Transformative Encounters
Some of the most powerful stories are those where students themselves are transformed.
- From Spectator to Participant (Markal, Maharashtra):
Tanisha Sukhija entered her DoCC internship at SOS Children’s Villages, Pune with a research mindset. But watching women like Trishali—once confined to homes—lead self-help groups and manage lakh-rupee funds reshaped her view of empowerment. Dignity, she realised, is built through daily acts of solidarity and persistence. - Reframing Education (Dehradun):
Rohit Roy began by analysing ERP software at Aasraa Trust. But witnessing barefoot children studying beside rubble forced him to listen differently. He came to see education not just through the lens of data, but as care work—where credibility and trust mattered as much as curriculum. - Confronting Injustice (Srinagar):
Abhijay Kandi’s project on dry latrines at Safai Karmachari Andolan turned into a moral reckoning. Listening to the stories of manual scavengers like Aarshad Sheikh, he moved from neutral researcher to engaged witness. His work became less about data, and more about confronting complicity in a system built on silence.
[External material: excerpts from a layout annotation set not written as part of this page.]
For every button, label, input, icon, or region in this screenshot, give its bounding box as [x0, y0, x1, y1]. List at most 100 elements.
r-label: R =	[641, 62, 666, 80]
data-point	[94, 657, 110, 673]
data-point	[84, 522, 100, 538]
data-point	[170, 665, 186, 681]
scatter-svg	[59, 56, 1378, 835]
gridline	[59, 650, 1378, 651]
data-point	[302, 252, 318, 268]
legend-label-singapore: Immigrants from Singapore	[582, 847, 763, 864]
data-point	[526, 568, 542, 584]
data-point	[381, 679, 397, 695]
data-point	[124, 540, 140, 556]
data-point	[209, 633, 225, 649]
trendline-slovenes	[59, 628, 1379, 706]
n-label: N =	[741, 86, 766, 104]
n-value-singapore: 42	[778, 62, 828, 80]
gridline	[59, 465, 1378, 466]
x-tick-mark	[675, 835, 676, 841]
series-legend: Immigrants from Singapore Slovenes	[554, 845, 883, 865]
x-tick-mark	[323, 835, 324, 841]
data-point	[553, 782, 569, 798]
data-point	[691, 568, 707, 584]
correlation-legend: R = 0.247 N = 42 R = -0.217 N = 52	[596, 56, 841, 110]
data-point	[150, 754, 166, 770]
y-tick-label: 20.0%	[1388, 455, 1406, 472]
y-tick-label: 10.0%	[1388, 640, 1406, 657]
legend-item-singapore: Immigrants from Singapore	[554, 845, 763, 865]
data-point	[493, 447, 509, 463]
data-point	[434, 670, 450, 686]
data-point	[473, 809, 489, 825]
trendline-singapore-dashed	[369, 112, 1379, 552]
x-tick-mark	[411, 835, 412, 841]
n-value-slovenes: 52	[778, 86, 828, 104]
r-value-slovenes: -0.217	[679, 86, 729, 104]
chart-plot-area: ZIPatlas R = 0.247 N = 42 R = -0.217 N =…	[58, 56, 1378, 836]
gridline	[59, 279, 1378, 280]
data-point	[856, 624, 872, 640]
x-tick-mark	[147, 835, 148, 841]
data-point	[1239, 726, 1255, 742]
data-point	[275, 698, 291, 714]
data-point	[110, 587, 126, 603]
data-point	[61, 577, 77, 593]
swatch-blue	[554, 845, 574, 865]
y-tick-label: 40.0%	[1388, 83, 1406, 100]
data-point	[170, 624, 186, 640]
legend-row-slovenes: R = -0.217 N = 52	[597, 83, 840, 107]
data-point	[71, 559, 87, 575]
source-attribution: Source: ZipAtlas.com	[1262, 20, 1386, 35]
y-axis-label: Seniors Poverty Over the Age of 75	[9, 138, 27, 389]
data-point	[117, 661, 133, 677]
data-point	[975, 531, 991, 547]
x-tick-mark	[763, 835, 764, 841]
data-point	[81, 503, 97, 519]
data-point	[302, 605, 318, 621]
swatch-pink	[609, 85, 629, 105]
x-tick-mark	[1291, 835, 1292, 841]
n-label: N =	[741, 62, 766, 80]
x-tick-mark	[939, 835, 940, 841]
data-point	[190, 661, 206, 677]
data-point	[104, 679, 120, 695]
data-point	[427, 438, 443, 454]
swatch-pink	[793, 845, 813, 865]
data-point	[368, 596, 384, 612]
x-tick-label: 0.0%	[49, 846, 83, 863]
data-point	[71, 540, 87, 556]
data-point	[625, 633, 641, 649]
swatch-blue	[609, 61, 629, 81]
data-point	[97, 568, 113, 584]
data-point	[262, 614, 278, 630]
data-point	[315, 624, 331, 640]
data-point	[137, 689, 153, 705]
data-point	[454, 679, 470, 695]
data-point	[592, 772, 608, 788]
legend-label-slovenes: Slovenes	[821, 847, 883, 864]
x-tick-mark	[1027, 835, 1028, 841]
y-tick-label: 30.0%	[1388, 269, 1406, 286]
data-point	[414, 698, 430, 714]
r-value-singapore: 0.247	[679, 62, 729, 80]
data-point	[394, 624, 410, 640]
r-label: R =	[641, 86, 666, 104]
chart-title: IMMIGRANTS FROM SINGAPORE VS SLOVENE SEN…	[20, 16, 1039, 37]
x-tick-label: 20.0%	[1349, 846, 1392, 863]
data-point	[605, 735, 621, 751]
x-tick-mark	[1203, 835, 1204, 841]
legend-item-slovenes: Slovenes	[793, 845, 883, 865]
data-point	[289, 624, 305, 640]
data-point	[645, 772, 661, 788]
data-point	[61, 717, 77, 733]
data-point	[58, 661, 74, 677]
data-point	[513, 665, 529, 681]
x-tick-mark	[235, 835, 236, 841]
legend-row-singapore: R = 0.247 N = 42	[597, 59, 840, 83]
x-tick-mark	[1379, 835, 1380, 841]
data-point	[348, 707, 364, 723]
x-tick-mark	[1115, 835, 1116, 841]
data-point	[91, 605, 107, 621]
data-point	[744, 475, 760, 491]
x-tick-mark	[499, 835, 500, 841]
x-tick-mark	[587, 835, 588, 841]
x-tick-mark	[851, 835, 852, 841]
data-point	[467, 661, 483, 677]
These stories matter not because they scale, but because they remind us that democracy is not built in slogans. It is built in small, repeatable practices of care, engagement, and responsibility.
Democracy in the Everyday
If democracy is to thrive, we must think of it not only as a system of representation but as a daily practice—cultivated in classrooms, internships, WhatsApp groups, panchayat halls, and apartment corridors.
Citizenship is not only about being informed; it is about being involved. And involvement begins in the everyday—with the courage to question, the patience to listen, and the commitment to act. Democracy, in the end, is sustained not by a few in positions of power, but by many in their everyday lives.

Dr. Chandrika Parmar is Associate Professor, Economics and Policy Director, Development of Corporate Citizenship (DoCC) at SPJIMR, Mumbai. She has 30 years of work experience, having held leadership positions across leading academic and research institutions.